The only thing I didn’t like was the ‘present day’ storyline of Cassandra was a bit boring in comparison to Eliza and Nell’s stories. I found myself skimming Cassandra’s story (but of course feeling for her in her own tragic life).

Anyways, totally recommend this book and will give it 4 stars.

Summary:
Kate Morton’s The Forgotten Garden takes root in your imagination and grows into something enchanting–from a little girl with no memories left alone on a ship to Australia, to a fog-soaked London river bend where orphans comfort themselves with stories of Jack the Ripper, to a Cornish sea heaving against wind-whipped cliffs, crowned by an airless manor house where an overgrown hedge maze ends in the walled garden of a cottage left to rot. This hidden bit of earth revives barren hearts, while the mysterious Authoress’s fairy tales (every bit as magical and sinister as Grimm’s) whisper truths and ignite the imaginary lives of children. As Morton draws you through a thicket of secrets that spans generations, her story could cross into fairy tale territory if her characters weren’t clothed in such complex flesh, their judgment blurred by the heady stench of emotions (envy, lust, pride, love) that furtively flourished in the glasshouse of Edwardian society. While most ache for a spotless mind’s eternal sunshine, the Authoress meets the past as “a cruel mistress with whom we must all learn to dance,” and her stories gift children with this vital muscle memory.

The Forest of Hands and Teeth: Carrie Ryan

Okay, LOVED this book!

It was all end of the world meets 28 days later, but with less gore and a lot more tragic love.
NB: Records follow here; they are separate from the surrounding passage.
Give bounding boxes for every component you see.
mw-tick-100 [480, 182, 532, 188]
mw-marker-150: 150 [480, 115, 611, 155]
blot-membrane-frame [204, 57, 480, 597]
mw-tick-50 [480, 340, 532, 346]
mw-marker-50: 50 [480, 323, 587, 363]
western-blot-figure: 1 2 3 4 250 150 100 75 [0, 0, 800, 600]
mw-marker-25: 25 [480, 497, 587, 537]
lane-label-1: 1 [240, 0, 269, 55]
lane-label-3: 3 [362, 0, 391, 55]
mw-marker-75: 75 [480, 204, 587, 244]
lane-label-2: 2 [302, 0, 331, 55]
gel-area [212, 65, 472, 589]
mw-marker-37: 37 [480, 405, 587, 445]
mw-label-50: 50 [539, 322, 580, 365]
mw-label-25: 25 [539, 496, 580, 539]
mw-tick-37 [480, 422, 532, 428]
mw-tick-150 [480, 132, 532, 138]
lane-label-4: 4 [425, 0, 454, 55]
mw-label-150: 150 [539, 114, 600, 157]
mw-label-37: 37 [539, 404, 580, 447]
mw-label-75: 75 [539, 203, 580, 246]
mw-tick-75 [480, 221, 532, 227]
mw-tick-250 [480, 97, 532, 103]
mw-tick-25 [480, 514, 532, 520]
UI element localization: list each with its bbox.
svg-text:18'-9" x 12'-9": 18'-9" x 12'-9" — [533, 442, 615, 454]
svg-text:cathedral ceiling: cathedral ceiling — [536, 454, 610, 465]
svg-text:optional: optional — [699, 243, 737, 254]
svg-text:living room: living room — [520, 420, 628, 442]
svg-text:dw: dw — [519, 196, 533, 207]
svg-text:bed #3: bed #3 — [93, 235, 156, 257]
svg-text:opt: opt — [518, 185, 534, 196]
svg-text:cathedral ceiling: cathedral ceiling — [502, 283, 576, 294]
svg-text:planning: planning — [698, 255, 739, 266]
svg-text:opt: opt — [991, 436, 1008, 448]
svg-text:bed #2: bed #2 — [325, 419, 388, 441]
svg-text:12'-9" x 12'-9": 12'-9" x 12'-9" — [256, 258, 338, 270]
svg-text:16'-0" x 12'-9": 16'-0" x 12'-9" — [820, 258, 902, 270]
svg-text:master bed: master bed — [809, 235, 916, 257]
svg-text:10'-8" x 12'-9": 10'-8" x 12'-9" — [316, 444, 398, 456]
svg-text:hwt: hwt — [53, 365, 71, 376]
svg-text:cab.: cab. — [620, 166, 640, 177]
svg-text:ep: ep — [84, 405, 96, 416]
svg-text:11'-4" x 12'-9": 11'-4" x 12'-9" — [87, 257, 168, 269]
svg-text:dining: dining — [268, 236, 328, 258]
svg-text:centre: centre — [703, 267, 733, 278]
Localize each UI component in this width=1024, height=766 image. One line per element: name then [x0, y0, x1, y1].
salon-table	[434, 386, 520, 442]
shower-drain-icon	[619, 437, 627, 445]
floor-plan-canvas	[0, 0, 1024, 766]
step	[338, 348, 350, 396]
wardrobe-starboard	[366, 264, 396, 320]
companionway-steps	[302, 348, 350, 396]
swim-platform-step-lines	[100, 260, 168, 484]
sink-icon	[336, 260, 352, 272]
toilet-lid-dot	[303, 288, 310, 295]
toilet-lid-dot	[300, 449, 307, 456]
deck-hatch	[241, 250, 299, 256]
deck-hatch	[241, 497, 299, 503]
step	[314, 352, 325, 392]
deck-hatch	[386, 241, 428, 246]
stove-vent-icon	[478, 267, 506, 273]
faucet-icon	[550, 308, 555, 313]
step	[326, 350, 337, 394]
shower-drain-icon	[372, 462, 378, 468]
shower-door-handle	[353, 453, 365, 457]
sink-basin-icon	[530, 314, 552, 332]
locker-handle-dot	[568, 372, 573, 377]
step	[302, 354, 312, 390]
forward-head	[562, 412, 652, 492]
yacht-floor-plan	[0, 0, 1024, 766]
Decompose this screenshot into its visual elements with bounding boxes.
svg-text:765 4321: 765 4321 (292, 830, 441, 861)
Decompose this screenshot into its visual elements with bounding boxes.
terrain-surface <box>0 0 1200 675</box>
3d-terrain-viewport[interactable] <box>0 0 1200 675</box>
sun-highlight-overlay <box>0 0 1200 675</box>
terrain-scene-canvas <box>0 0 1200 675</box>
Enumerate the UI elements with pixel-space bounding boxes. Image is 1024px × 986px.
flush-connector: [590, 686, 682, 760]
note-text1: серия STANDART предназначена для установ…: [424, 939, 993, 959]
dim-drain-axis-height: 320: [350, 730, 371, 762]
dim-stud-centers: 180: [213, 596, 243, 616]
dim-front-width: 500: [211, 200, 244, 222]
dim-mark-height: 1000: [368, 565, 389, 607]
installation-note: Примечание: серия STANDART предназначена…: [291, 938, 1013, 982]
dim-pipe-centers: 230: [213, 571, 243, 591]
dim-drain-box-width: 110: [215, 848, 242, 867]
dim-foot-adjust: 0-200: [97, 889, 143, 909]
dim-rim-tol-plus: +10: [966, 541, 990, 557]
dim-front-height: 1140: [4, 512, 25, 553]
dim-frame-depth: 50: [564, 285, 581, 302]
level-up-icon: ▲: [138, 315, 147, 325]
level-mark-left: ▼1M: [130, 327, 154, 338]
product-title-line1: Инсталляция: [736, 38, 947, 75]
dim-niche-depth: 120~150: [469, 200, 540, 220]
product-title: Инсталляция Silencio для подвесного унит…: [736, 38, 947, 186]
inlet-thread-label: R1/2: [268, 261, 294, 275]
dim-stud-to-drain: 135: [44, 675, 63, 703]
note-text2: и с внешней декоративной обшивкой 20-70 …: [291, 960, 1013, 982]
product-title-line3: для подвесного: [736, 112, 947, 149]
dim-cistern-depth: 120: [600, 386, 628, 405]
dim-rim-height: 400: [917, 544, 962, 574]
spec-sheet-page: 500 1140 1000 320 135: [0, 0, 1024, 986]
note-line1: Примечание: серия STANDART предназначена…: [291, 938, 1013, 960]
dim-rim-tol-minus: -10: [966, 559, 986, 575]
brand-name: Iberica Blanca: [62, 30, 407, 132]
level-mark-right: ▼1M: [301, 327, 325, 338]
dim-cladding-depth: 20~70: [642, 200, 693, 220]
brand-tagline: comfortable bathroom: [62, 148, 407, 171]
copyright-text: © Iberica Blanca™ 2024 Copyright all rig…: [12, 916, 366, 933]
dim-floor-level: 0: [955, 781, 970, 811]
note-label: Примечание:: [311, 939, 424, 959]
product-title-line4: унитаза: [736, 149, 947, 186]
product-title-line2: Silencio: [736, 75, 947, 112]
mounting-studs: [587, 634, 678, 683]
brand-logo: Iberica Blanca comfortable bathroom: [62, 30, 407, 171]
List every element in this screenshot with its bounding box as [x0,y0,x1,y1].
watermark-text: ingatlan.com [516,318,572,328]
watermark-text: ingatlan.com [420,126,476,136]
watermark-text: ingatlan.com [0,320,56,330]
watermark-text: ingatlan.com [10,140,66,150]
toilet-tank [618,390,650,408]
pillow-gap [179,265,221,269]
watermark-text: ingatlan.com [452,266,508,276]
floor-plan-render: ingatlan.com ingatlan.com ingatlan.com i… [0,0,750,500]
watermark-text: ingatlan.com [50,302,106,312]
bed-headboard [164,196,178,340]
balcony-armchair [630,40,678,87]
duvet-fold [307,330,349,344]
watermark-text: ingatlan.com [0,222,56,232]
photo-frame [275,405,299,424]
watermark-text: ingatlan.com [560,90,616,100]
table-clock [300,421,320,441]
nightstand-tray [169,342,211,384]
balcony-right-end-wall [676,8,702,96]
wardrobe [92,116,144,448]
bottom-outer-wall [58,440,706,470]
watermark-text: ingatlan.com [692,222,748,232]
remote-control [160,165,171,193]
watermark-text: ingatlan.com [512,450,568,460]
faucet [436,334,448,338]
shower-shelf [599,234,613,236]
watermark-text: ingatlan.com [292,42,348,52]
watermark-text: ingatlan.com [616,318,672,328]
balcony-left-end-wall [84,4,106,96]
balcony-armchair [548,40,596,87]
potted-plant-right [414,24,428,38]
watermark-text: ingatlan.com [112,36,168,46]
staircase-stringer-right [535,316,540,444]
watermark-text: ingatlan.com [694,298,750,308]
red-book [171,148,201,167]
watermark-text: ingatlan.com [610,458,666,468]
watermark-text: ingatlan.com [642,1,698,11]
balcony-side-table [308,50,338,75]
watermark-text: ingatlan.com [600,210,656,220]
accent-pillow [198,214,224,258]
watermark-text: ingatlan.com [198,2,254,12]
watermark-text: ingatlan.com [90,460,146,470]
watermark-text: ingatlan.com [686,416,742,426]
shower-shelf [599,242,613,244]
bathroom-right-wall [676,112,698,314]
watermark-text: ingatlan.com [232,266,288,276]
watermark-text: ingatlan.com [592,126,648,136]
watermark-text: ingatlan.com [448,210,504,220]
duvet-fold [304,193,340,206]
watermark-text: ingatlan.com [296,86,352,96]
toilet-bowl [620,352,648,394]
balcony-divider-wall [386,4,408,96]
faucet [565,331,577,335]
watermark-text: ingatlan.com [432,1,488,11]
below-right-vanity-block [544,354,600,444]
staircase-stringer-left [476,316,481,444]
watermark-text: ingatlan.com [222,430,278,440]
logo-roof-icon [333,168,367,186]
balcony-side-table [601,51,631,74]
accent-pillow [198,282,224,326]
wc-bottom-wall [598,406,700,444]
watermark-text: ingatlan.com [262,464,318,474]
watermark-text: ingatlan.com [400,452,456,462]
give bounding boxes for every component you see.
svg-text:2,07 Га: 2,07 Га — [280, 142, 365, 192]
I really enjoyed this book and was totally into it and didn’t want to put it down. I actually will always have fond memories of this book because I read it on our road trip to Tuscany and my husband kept getting irritated that I had my nose in my book -er- Kindle instead of staring at the majesty of the Alps! 🙂

Anyways, the book was fantastic and totally recommend it with 5 stars!

Summary:
Mary knows little about the past and why the world now contains two types of people: those in her village and the undead outside the fence, who prey upon the flesh of the living. The Sisters protect their village and provide for the continuance of the human race. After her mother is bitten and joins the Unconsecrated, Mary is sent to the Sisters to be prepared for marriage to her friend Harry. But then the fences are breached and the life she has known is gone forever. Mary; Harry; Travis, whom Mary loves but who is betrothed to her best friend; her brother and his wife; and an orphaned boy set out into the unknown to search for safety, answers to their questions, and a reason to go on living. In this sci-fi/horror novel, the suspense that Ryan has created from the very first page on entices and tempts readers so that putting the book down is not an option. The author skillfully conceals and reveals just enough information to pique curiosity while also maintaining an atmosphere of creepiness that is expected in a zombie story. Some of the descriptions of death and mutilation of both the Unconsecrated and the living are graphic. The story is riveting, even though it leaves a lot of questions to be explained in the sequel.